Metabolomics identifies shared lipid pathways in independent amyotrophic lateral sclerosis cohorts.

Amyotrophic lateral sclerosis (ALS) is a fatal neurodegenerative disease lacking effective treatments. This is due, in part, to a complex and incompletely understood pathophysiology. To shed light, we conducted untargeted metabolomics on plasma from two independent cross-sectional ALS cohorts versus control participants to identify recurrent dysregulated metabolic pathways. Untargeted metabolomics was performed on plasma from two ALS cohorts (cohort 1, n = 125; cohort 2, n = 225) and healthy controls (cohort 1, n = 71; cohort 2, n = 104).

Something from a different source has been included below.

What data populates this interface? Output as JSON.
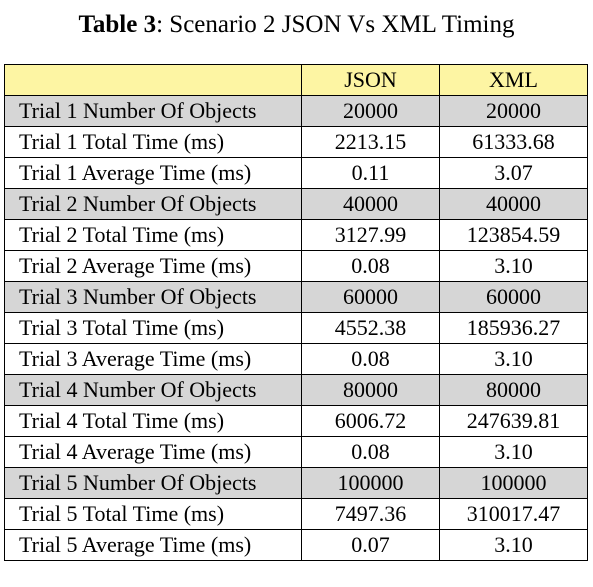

Individual differential metabolites in ALS cases versus controls were assessed by Wilcoxon, adjusted logistic regression, and partial least squares-discriminant analysis, while group lasso explored sub-pathway level differences. Adjustment parameters included age, sex, and body mass index. Metabolomics pathway enrichment analysis was performed on metabolites selected by the above methods. Additionally, we conducted a sex sensitivity analysis due to sex imbalance in the cohort 2 control arm. Finally, a data-driven approach, differential network enrichment analysis (DNEA), was performed on a combined dataset to further identify important ALS metabolic pathways. Cohort 2 ALS participants were slightly older than controls (64.0 vs. 62.0 years, p = 0.009). Cohort 2 controls were over-represented in females (68%, p < 0.001). The most concordant cohort 1 and 2 pathways centered heavily on lipid sub-pathways, including complex and signaling lipid species and metabolic intermediates. There were differences in sub-pathways that enriched in ALS females versus males, including in lipid sub-pathways. Finally, DNEA on the merged metabolite dataset of both ALS and control cohorts identified nine significant subnetworks; three centered on lipids and two encompassed a range of sub-pathways. In our analysis, we saw consistent and important shared metabolic sub-pathways in both ALS cohorts, particularly in lipids, further supporting their importance as ALS pathomechanisms and therapeutics targets.